While cooperating with the FBI after his 2012 arrest on unrelated charges, Mir Islam doxed and swatted as many as 50 people, authorities said. Those who were doxed had their information appear on a website Islam ran called "Exposed." Victims included First Lady Michelle Obama and Vice President Joe Biden. Those who were swatted include Stephen P. Heymann, the Massachusetts federal prosecutor that handled the Aaron Swartz prosecution; security journalist Brian Krebs; Wayne LaPierre, the CEO of the National Rifle Association; and Mike Rogers, a former GOP representative from Michigan and a key supporter of the Stop Online Piracy Act.
Islam also orchestrated a phony threat of an active shooter at the University of Arizona.
On March 14, 2014, Islam and a group of as-yet-unnamed co-conspirators used a text-to-speech (TTY) service for the deaf to relay a message to our local police department stating that there was an active hostage situation going on at our modest town home in Annandale, Va. Nearly a dozen heavily-armed officers responded to the call, forcing me out of my home at gunpoint and putting me in handcuffs before the officer in charge realized it was all a hoax.
Prosecutors urged District Court Judge Randolph Moss in Washington, DC, to hand the defendant nearly four years in prison. The defense sought no prison time (PDF) and said the Bangladeshi-born hacker suffered from depression and a bi-polar disorder.
"I didn’t expect to go as far as I did, but because of these disorders I felt I was invincible," Islam told the judge at his Monday sentencing hearing, according to Krebs. “The mistakes I made before, I have to pay for that.

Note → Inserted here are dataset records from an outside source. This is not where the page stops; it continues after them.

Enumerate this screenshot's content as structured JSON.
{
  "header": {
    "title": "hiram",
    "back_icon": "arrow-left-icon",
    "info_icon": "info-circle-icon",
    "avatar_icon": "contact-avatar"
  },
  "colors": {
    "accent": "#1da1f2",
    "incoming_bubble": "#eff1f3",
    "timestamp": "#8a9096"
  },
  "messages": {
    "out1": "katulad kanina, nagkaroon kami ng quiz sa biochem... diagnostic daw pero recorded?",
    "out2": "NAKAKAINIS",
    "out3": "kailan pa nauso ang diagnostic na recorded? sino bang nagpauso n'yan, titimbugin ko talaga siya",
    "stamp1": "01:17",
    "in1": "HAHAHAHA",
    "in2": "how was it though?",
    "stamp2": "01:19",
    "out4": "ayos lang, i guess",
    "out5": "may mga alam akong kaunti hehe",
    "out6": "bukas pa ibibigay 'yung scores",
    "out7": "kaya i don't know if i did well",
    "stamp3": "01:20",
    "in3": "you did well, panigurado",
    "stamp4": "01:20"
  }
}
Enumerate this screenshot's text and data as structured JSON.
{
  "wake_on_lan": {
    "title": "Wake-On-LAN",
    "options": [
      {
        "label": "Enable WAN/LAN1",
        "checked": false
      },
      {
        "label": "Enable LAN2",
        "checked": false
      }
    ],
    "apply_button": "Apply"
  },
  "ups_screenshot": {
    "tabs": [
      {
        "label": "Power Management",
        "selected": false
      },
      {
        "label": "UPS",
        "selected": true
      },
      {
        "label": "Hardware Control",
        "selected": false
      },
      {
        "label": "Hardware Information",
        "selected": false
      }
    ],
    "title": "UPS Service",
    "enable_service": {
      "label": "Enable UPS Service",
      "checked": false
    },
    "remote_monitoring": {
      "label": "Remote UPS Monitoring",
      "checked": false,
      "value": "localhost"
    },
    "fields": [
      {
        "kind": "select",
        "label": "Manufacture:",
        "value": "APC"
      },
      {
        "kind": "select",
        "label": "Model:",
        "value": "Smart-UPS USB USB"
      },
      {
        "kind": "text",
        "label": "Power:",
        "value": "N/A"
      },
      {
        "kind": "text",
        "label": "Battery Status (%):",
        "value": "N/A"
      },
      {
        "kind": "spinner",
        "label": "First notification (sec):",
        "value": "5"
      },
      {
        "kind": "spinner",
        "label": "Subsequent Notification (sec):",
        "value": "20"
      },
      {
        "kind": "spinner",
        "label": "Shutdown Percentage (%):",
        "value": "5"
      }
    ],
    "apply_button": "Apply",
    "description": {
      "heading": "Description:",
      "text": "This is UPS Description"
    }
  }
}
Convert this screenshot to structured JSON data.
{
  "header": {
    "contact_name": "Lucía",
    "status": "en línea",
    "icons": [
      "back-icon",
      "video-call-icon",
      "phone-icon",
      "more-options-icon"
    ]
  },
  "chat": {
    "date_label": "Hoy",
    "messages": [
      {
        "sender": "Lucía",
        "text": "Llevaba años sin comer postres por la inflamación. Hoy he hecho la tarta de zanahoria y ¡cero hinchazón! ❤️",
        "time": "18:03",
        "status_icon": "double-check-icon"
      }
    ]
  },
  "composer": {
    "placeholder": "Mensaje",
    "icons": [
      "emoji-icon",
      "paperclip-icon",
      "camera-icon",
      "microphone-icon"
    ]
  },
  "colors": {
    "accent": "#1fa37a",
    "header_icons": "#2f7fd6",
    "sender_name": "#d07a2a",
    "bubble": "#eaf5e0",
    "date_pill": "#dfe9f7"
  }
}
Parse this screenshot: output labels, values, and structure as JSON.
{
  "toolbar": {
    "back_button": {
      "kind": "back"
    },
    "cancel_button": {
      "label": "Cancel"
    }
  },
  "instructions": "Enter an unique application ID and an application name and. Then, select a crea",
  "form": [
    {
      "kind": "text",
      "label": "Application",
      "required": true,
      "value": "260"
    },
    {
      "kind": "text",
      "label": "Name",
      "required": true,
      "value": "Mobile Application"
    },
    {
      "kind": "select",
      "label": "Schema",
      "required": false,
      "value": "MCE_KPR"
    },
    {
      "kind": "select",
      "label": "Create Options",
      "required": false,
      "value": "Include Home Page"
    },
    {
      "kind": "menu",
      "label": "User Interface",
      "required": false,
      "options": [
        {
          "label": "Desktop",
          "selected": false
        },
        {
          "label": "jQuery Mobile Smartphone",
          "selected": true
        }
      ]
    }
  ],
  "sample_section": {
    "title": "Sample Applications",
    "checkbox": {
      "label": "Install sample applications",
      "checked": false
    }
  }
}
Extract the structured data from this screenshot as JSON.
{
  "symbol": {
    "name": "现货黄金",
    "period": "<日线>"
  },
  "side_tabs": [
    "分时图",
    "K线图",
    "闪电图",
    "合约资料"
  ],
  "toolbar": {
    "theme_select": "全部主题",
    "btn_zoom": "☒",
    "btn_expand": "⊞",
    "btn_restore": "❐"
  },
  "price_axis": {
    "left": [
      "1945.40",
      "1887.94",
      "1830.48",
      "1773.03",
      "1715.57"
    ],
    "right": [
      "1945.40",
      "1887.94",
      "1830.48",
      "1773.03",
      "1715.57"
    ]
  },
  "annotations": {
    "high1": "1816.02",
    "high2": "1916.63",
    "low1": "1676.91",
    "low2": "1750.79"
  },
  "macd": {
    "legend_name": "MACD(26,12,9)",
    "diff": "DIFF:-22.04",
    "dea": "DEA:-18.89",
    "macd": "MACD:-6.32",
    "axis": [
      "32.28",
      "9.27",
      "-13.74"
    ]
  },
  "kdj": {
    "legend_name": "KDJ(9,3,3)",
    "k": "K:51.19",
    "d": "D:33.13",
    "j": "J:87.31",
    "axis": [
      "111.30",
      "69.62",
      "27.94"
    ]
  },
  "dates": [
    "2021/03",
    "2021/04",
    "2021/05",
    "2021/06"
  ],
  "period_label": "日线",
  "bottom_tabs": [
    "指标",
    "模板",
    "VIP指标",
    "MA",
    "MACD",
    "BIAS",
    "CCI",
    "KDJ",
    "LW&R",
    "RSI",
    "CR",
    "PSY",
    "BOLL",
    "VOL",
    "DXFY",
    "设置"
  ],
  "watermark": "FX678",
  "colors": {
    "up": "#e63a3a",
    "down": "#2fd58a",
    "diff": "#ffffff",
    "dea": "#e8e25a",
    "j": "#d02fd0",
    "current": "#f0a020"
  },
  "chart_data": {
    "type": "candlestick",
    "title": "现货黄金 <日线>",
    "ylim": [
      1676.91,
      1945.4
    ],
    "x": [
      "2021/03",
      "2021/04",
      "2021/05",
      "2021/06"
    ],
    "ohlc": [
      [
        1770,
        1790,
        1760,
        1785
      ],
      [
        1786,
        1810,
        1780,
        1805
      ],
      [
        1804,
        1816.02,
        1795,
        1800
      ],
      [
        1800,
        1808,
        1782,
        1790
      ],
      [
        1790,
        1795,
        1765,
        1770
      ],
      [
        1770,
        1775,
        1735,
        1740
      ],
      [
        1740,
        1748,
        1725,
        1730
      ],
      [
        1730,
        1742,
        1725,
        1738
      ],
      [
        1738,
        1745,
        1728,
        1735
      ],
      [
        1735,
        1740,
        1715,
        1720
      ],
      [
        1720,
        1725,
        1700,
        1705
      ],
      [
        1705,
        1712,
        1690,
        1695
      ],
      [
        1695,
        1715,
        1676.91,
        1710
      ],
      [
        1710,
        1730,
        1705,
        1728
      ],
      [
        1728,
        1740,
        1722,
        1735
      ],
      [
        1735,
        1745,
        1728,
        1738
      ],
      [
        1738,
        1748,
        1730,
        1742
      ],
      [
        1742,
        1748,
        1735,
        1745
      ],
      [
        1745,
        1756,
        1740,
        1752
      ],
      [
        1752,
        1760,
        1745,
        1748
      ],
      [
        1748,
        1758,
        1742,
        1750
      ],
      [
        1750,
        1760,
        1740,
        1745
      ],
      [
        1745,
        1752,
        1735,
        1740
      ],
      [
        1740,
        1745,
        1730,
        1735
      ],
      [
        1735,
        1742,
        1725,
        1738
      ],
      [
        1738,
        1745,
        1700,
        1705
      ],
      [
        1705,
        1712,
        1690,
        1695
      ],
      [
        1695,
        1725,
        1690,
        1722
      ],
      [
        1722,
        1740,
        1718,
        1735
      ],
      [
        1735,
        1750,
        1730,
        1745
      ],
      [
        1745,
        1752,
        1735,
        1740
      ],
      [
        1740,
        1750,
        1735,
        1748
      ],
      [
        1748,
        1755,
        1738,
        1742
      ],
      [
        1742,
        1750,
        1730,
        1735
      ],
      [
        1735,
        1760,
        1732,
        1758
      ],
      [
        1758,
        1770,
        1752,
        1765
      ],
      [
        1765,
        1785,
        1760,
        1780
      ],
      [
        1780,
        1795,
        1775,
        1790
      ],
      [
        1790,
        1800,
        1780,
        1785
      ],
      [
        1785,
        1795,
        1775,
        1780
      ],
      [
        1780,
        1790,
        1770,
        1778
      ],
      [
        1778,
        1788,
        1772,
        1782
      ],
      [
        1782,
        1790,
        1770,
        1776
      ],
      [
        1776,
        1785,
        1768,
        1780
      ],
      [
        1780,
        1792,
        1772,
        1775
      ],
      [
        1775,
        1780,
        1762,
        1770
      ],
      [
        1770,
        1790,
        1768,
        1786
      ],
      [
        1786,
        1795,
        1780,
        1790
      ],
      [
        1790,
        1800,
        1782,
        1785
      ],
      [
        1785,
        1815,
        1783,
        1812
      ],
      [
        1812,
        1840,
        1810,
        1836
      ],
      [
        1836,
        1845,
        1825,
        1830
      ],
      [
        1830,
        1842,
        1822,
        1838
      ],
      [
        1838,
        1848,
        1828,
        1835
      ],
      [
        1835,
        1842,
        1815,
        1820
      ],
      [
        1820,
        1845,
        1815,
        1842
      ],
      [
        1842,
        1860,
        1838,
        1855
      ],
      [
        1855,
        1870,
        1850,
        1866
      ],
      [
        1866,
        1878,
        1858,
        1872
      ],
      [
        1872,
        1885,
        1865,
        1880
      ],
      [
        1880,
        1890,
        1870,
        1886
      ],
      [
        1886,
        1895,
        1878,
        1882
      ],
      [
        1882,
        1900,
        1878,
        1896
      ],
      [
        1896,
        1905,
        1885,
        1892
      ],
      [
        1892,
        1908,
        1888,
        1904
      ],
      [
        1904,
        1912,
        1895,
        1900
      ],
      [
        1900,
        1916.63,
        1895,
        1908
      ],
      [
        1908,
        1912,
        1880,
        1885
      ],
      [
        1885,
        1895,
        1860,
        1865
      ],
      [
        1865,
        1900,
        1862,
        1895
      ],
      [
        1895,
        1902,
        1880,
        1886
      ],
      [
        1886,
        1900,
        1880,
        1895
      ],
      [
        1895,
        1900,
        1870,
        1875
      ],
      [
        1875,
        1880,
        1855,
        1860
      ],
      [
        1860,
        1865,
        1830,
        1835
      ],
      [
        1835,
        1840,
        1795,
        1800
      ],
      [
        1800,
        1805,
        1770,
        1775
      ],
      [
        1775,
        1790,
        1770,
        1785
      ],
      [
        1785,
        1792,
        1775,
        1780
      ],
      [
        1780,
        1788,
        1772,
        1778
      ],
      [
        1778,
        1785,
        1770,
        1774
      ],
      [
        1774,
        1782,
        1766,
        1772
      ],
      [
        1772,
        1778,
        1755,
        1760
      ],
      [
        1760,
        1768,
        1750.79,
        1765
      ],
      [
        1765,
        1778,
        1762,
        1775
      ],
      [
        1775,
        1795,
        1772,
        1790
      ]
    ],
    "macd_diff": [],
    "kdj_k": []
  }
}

I understand that.”
The defendant was originally arrested in 2012 in connection to an FBI sting in which he was trying to buy and sell stolen credit cards. He pleaded guilty, got a day in jail, and then cooperated with federal authorities. But all the while, Islam was participating in the doxxing and swatting scheme.
Islam secretly pleaded guilty on July 6, according to court documents. (PDF) The charges included conspiracy, making false bomb threats, and cyber-stalking.
Prosecutors wrote:
In accordance with his plea and accompanying Statement of Offense, Islam acknowledges a general pattern of criminal conduct from February 2013 through September 2013 in which he, and others conspiring with him, used the Internet intentionally to harass, intimidate, assault, harm, or inflict substantial emotional distress upon dozens of celebrities and state and federal public officials, and a student at a university, none of whom Islam knew personally. Islam and his coconspirators embarked on this digital crime spree to entertain themselves; to exact revenge for official conduct they found objectionable; to express animus; for their own notoriety; and, in the case of the university student, to inflict emotional distress because the student spurned contact from Islam who had developed an online obsession with her. Some of the victims, to this day, continue to suffer from the aftereffects of Islam's and his coconspirators' criminal conduct.
Prosecutors have not publicly named who was working with Islam.